Liz Smith | 05/30/2008 1:55 pm
From Sesame Street to Madonna and Cavalli: Summing Up the Merry Month of May
Hmmm. I have known, for a number of years, Joan Buck, who is one of us at wowOwow. (There are so many Joans on this site that this one sometimes styles herself as “Violet.”) I first met her after a night in Paris when I had been to see the bewitching perfectly matched showgirls in the Crazy Horse Saloon. She couldn’t believe I was such a corny, all-American tourist. We had dinner in a big brasserie — I believe it was La Coupole — and I thought she was the most sophisticated and intelligent person I’d ever met. After all, I’d never met a French-speaking person who had been a child movie star.
But nowadays I am wondering: What does Joan Buck’s mouth look like? In our photos she has a coffee cup concealing her lips (click here to see). Is this to pique our attention? I am reminded of Garbo in “Flesh and the Devil,” turning the communion cup around so she can drink from the place John Gilbert drank.
——————————
Do you think Madonna just won adoption rights for that little boy she found in Malawi for publicity? Believe me, I know the big “M” personally and that is simply not so. She fell in love with this little charmer. She is so thrilled that she is now his legit mother. And if Madonna needs “publicity,” well, she doesn’t know it.
© AP

And I want to say a word about her documentary “I Am Because We Are.” My friend, the show biz skeptic Roger Friedman, has written that this failed to win a theatrical distributor. Does this mean it’s no good or could we just chalk it up to not being very “commercial” in a market that has forgotten quality? I think it’s the latter because I hear from people I respect that the documentary, shown at Tribeca and Cannes, is simply terrific. It has real quality. Even Roger believes it will be seen eventually on the Sundance Channel.

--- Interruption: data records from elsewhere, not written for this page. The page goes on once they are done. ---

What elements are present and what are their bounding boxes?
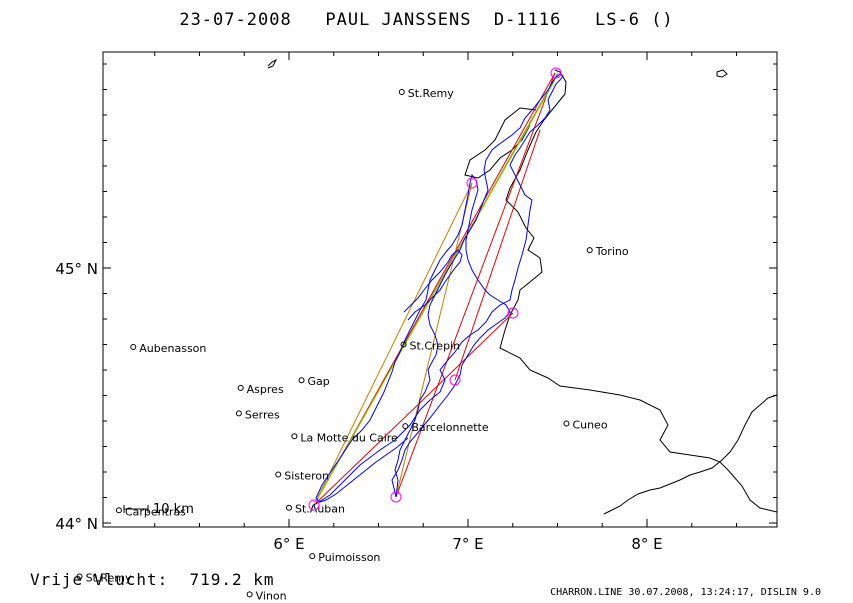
map-frame bbox=[102, 51, 778, 528]
place-label: Torino bbox=[595, 245, 629, 258]
lon-tick-label: 6° E bbox=[273, 535, 304, 553]
flight-track bbox=[313, 73, 564, 506]
place-markers: St.Remy Torino Aubenasson St.Crepin Aspres Se… bbox=[76, 87, 629, 602]
task-legs bbox=[313, 72, 559, 506]
turnpoint-2 bbox=[466, 177, 478, 189]
coastline bbox=[603, 394, 778, 515]
turnpoint-5 bbox=[449, 374, 461, 386]
place-label: Aspres bbox=[247, 383, 284, 396]
place-label: St.Auban bbox=[295, 503, 345, 516]
scale-bar: 10 km bbox=[123, 502, 194, 517]
place-label: St.Crepin bbox=[410, 340, 461, 353]
lon-tick-label: 8° E bbox=[631, 535, 662, 553]
place-label: Gap bbox=[308, 375, 330, 388]
place-marker bbox=[235, 410, 242, 417]
turnpoint-1 bbox=[507, 307, 519, 319]
place-marker bbox=[298, 377, 305, 384]
place-label: Serres bbox=[245, 408, 280, 421]
axis-ticks: 6° E 7° E 8° E 45° N 44° N bbox=[55, 52, 777, 553]
scale-bar-label: 10 km bbox=[153, 502, 194, 517]
place-label: Aubenasson bbox=[139, 342, 206, 355]
place-label: Vinon bbox=[256, 589, 287, 602]
country-border bbox=[499, 69, 778, 513]
place-marker bbox=[76, 573, 83, 580]
flight-track-2 bbox=[403, 249, 463, 321]
place-label: Barcelonnette bbox=[411, 421, 489, 434]
place-marker bbox=[246, 591, 253, 598]
place-marker bbox=[586, 247, 593, 254]
place-label: Puimoisson bbox=[318, 551, 380, 564]
turnpoint-3 bbox=[550, 67, 562, 79]
place-label: Sisteron bbox=[284, 470, 329, 483]
lon-tick-label: 7° E bbox=[452, 535, 483, 553]
turnpoint-4 bbox=[390, 491, 402, 503]
lat-tick-label: 45° N bbox=[55, 260, 98, 278]
place-marker bbox=[115, 507, 122, 514]
place-marker bbox=[400, 341, 407, 348]
chart-title: 23-07-2008 PAUL JANSSENS D-1116 LS-6 () bbox=[179, 10, 674, 30]
place-marker bbox=[286, 504, 292, 511]
leg-red-4 bbox=[454, 129, 541, 381]
lat-tick-label: 44° N bbox=[55, 515, 98, 533]
lake-small bbox=[267, 58, 278, 69]
place-label: La Motte du Caire bbox=[300, 431, 398, 444]
place-marker bbox=[275, 471, 282, 478]
leg-orange-1 bbox=[313, 182, 473, 506]
place-marker bbox=[563, 420, 570, 427]
place-marker bbox=[130, 344, 137, 351]
place-marker bbox=[237, 384, 244, 391]
place-marker bbox=[291, 433, 298, 440]
place-label: Cuneo bbox=[572, 419, 607, 432]
distance-readout: Vrije Vlucht: 719.2 km bbox=[30, 570, 275, 589]
turnpoint-0 bbox=[308, 499, 320, 511]
leg-red-3 bbox=[313, 312, 514, 506]
place-marker bbox=[398, 89, 405, 96]
place-marker bbox=[402, 423, 409, 430]
footer-info: CHARRON.LINE 30.07.2008, 13:24:17, DISLI… bbox=[550, 587, 821, 598]
turnpoint-markers bbox=[308, 67, 562, 511]
leg-green-1 bbox=[313, 79, 556, 506]
place-label: St.Remy bbox=[86, 572, 132, 585]
place-marker bbox=[309, 553, 316, 560]
place-label: St.Remy bbox=[408, 87, 454, 100]
lake bbox=[716, 69, 728, 78]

I am happy to know that Madonna’s first class of kabbalah-trained African orphans has just graduated. They will go on to lead their communities. My pal Roger believes celebrities should only work for causes where they have no religious agenda or curriculum. Oh, please! By Roger’s rights, millions of people would have stayed in educational darkness if the Jesuits hadn’t tutored scores of converts all over the world.
Missionaries with agendas are sometimes the only souls to venture into the far reaches of the globe and offer humanitarian help. Someone told me recently that religious missionaries are about the only people who can bear to stay on in Rwanda. (Since their civil war there between two tribes of people began, millions of dead have turned this African nation into a holocaust site. They need all the help they can get from whoever offers it.)
Let’s be real. It is better for Malawi orphans to be grounded in the kabbalah than to have no recourse at all to education. The kabbalah is just another exhortation showing people a certain way to live.
The Italian designer Roberto Cavalli, age 64, is another person who has a hard-on against Madonna. He has recently pronounced: “She is not nice with anyone; she doesn’t know how to be nice.” He goes on to praise Posh Spice (Mrs. Beckham) as “a fantastic woman.” And he must love Sharon Stone as she was a recent houseguest on his yacht in Cannes.
Mr. Cavalli is very pro-woman. He says, “I love women in all their different incarnations. My friends are practically all women. They are much more intelligent than men. I detest men.”
When it comes to fashion, Mr. Cavalli is not “in the moment.” He told British reporter Celia Walden: “There is a real vulgarity in the way women dress at the moment. They show off too much and try too hard. They don’t understand where the line is between sexy and vulgar.”